I think generally, there’s been some honesty in telling us what has been done and in presenting to us the State of the Nation. I however have a few comments and critiques.
1. It cannot be entirely accurate that there is an abundance of food supply in Ghana. There are serious poultry issues and the price of basic food staples hasn’t gone down. A simple survey of food prices among ordinary Ghanaian respondents will point to this.
2. Also, we cannot talk about our economy doing well without at least admitting the huge debt burden of about 297 billion heaped on the ordinary innocent people of Ghana now and in the future.
3. Moreover, a speech coming just after our election that witnessed some deaths, should have contained some comment about the needless loss of lives, commiseration with the family of the departed, as well as some vow and commitment to resolving infractions of the law, with the view to forestalling the recurrence of such unwarranted deaths in any future elections.
4. We do not need a national conversation about illegal mining. It appears the President sounded wavering in his commitment to fighting galamsey. His comments on this don’t support his earlier decisive posturing of wanting to put his Presidency on the line in the fight against illegal mining. The disastrous effects of illegal mining on our water bodies, and on the very sources of human livelihood in Ghana, are unquantifiable, and the quest to maintain political power, should not be enough to make any regime relent in fighting it.
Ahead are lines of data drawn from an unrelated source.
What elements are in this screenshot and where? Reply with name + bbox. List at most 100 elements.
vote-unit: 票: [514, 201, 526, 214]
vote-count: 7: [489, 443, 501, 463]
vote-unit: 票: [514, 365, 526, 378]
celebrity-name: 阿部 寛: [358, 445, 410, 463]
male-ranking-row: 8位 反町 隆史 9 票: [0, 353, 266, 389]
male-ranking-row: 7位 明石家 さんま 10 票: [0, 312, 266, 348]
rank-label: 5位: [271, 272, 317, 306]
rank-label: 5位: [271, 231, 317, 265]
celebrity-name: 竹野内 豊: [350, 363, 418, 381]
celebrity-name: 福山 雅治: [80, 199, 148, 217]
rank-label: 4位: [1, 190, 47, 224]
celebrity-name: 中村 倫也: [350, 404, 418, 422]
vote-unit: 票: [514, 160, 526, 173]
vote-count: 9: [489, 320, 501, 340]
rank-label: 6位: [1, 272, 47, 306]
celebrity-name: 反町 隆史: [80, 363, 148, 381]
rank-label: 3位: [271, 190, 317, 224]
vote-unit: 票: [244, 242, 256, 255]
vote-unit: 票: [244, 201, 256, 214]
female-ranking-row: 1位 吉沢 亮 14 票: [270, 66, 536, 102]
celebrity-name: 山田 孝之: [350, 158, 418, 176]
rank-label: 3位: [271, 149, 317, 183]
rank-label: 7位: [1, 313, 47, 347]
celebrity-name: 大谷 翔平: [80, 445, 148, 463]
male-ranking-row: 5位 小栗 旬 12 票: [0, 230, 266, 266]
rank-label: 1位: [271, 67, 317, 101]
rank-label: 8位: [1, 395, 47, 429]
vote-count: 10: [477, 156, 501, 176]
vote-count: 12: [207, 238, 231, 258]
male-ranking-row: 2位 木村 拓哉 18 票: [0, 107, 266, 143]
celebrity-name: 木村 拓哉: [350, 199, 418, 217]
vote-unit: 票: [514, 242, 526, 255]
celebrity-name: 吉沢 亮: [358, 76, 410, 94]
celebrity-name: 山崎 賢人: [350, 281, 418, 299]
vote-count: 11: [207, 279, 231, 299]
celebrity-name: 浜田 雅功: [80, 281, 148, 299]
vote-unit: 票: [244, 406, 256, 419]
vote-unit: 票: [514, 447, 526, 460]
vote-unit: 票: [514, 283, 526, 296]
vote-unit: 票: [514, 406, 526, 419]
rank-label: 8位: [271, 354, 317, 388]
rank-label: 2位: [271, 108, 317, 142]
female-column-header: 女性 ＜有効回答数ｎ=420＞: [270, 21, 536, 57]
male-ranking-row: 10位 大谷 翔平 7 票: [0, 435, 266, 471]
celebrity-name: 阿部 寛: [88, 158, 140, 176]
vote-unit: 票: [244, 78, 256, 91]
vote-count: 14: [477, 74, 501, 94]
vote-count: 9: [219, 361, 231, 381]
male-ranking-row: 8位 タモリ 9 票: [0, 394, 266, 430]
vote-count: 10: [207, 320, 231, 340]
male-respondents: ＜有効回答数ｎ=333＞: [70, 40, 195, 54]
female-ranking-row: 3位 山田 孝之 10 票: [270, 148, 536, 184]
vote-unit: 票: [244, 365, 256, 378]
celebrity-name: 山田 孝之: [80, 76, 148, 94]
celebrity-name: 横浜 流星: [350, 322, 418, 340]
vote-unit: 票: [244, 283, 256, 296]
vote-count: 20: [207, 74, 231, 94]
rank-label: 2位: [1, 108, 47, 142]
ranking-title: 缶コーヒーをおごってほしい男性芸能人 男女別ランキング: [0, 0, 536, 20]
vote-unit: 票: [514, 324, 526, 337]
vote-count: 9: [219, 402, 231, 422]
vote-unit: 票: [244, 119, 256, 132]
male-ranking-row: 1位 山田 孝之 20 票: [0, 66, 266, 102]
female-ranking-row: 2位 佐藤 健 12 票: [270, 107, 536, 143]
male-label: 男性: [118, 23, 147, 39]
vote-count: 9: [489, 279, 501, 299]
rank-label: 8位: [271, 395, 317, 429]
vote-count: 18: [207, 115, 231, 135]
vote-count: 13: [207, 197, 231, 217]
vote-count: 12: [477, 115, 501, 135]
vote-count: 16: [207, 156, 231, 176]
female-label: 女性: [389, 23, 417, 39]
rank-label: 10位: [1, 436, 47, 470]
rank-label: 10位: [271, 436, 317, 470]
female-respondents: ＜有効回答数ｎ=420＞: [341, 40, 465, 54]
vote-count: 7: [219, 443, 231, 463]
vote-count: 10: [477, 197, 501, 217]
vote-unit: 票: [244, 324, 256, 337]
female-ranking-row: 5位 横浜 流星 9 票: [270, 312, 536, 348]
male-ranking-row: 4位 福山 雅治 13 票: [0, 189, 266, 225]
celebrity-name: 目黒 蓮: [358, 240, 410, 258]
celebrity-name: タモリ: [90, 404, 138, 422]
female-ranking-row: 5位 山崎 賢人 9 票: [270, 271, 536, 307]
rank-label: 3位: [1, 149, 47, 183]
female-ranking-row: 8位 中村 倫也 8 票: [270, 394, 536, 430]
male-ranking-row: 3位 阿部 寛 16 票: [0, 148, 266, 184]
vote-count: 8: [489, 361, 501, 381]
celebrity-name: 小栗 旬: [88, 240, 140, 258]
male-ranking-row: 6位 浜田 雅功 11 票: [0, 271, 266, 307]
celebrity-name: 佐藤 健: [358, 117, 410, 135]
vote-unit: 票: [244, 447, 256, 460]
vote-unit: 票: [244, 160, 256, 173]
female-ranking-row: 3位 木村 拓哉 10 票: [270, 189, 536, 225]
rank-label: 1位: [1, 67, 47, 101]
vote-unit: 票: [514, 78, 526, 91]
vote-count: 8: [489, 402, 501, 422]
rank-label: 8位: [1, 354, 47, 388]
5. With respect, I think Osei Kyei Mensah may rather be living in a dreamland if he doesn’t learn the rubrics of sounding conciliatory in his utterances and comments in response to “provocations” from Iddrisu Haruna. He must know that per our constitutional arrangement, the Fomena Constituency MP isn’t a member of the NPP, albeit he may choose to vote with them. This, coupled with the unprecedented voter attitude of Ghanaians in ensuring that parliament remains what it is likely to be, in the next few days, should make him approach his overly partisan commentary with some trepidation, going forward. He may want to take a second look at the definition of what a Hung Parliament is. The definition is centered around POLITICAL PARTIES and not Independent candidates.
6. If coming events truly cast their shadows, then, respectfully, Haruna Iddrisu may also want to tone down and manage his emotions in a manner that may help to reduce needless intransigence and stalemates in the next parliament.
7. Finally, if the last SONA cannot be formally debated by Parliament, then it is about time we interrogated its relevance after doing it over and over again. If it is merely to provide parliamentarians with information about what has been done, then we can simply send the speech to the MPs electronically, rather than wasting resources to convene a sitting. We must work to operationalize constitutional imperatives, else the rigid application of rules without contextualizing them will keep ushering thinking human beings, into a regime of robots.